Now, the first idea you can have is to use make, which is something I already had experience with. It is trivial, and fits the task well. You are however dependent on files, so if you have a dependency against some data that is stored in a database, you must trick the system. I also know about biomake, but as far as I remember is made in prolog, and I don't want to adventure through that path.

Before I adventure the makefile path, I am interested in additional input from you. Does any of you have nice suggestions on how to do this kind of data handling, better utilities than make, and on how to organize the file layout (of the data and the makefiles)?

Thanks

+1  A: 

Some alternatives that spring to mind:

  • Ant has pretty nice support for customizing dependencies using Java.
  • SCons allows you to write custom dependency code using Python.
JesperE
+1  A: 

Two other alternatives are

  • Jam the boost project uses it and
  • QMake used by the QT
oykuo
+1  A: 

Rake is a Ruby implementation of Dependency-Oriented Programming that is heavily inspired by Make and Ant, but much cleaner and nicer to use.

Recently, there has been a newcomer on the scene, which is called Tap.

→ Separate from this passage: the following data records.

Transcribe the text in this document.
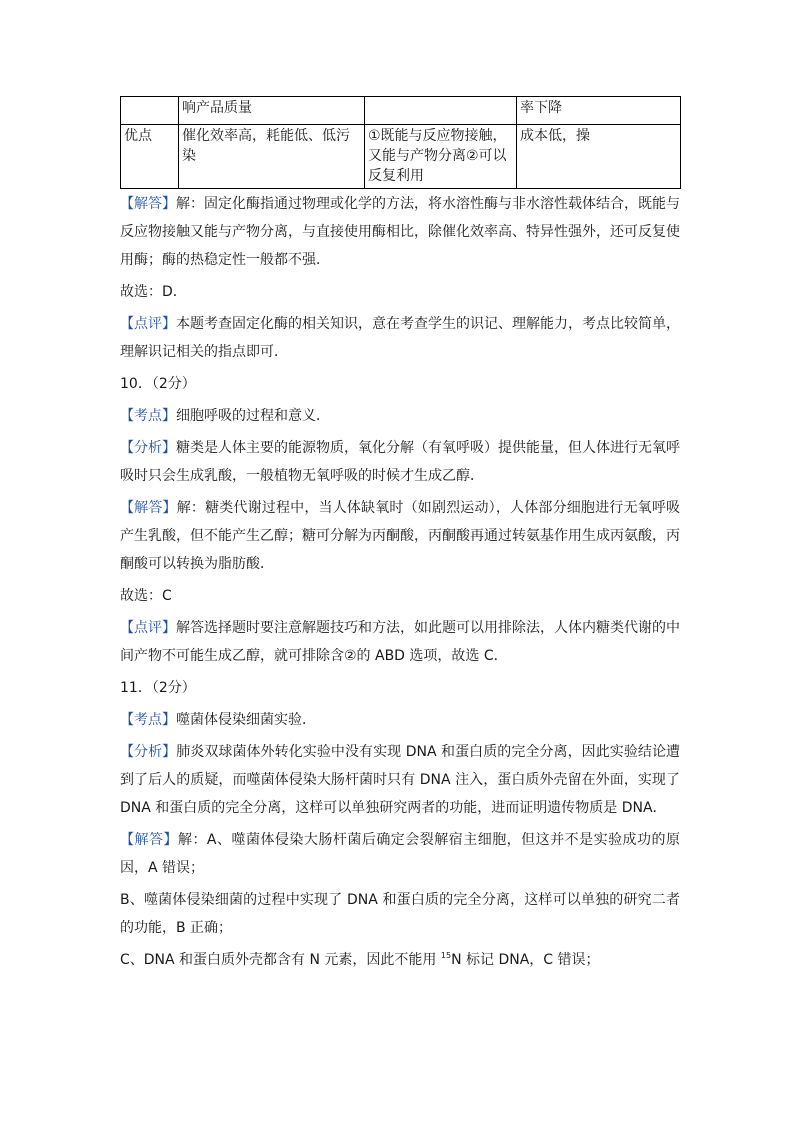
	响产品质量		率下降
优点	催化效率高，耗能低、低污染	①既能与反应物接触，又能与产物分离②可以反复利用	成本低，操

【解答】解：固定化酶指通过物理或化学的方法，将水溶性酶与非水溶性载体结合，既能与反应物接触又能与产物分离，与直接使用酶相比，除催化效率高、特异性强外，还可反复使用酶；酶的热稳定性一般都不强．

故选：D．

【点评】本题考查固定化酶的相关知识，意在考查学生的识记、理解能力，考点比较简单，理解识记相关的指点即可．

10．（2分）

【考点】细胞呼吸的过程和意义．

【分析】糖类是人体主要的能源物质，氧化分解（有氧呼吸）提供能量，但人体进行无氧呼吸时只会生成乳酸，一般植物无氧呼吸的时候才生成乙醇．

【解答】解：糖类代谢过程中，当人体缺氧时（如剧烈运动），人体部分细胞进行无氧呼吸产生乳酸，但不能产生乙醇；糖可分解为丙酮酸，丙酮酸再通过转氨基作用生成丙氨酸，丙酮酸可以转换为脂肪酸．

故选：C

【点评】解答选择题时要注意解题技巧和方法，如此题可以用排除法，人体内糖类代谢的中间产物不可能生成乙醇，就可排除含②的 ABD 选项，故选 C．

11．（2分）

【考点】噬菌体侵染细菌实验．

【分析】肺炎双球菌体外转化实验中没有实现 DNA 和蛋白质的完全分离，因此实验结论遭到了后人的质疑，而噬菌体侵染大肠杆菌时只有 DNA 注入，蛋白质外壳留在外面，实现了 DNA 和蛋白质的完全分离，这样可以单独研究两者的功能，进而证明遗传物质是 DNA．

【解答】解：A、噬菌体侵染大肠杆菌后确定会裂解宿主细胞，但这并不是实验成功的原因，A 错误；

B、噬菌体侵染细菌的过程中实现了 DNA 和蛋白质的完全分离，这样可以单独的研究二者的功能，B 正确；

C、DNA 和蛋白质外壳都含有 N 元素，因此不能用 $^{15}$N 标记 DNA，C 错误；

It also allows Dependency-Oriented Programming but extends it with concepts such as Workflows. It was designed by a PhD biochemistry student who works in a biomolecular research lab, specifically to do exactly the things you mention: keeping scientific data derived from experiments up to date.

Jörg W Mittag
I don't really like ruby, but I see some nice ideas here. Do you know if similar initiatives exist for python ?
Stefano Borini
+1  A: 

Assuming it is possible to discover that the database records are newer, then it should be possible to write a program that sets the date of a sentinel file to the date of the newest data record (or "now", if that is simpler) in the relevant source tables. Doing that for each database or query will give you a collection of sentinel files that can be used along with your existing CSV source files to feed the dependency tree and drive the whole calculation with standard make.

One easy answer to getting the sentinels updated on every build would be to use a build script that runs the data proxy generator followed by make in place of just the make command itself.

It should be possible to arrange for make to automatically update the sentinels as part of the normal dependency checks. Something like the following (untested) should do the trick:

all: result
clean:
        -rm table_*.txt
        -rm step*.csv
        -rm results.txt

results.txt: step2.csv
        write_report -o results.txt step2.csv

step1.csv: source.csv table_A.txt 
        do_step1 -o step1.csv source.csv

step2.csv: step1.csv table_B.txt
        do_step2 -o step2.csv

table_A.txt:
        touch_sentinel -o table_A.txt rawdata.sqlite A 

table_B.txt:
        touch_sentinel -o table_B.txt otherdata.sqlite B

where touch_sentinel creates an output file dated since the latest update to a table in a database. Determining how to learn the date is an exercise to the reader...

RBerteig
_very_ interesting. Thanks!
Stefano Borini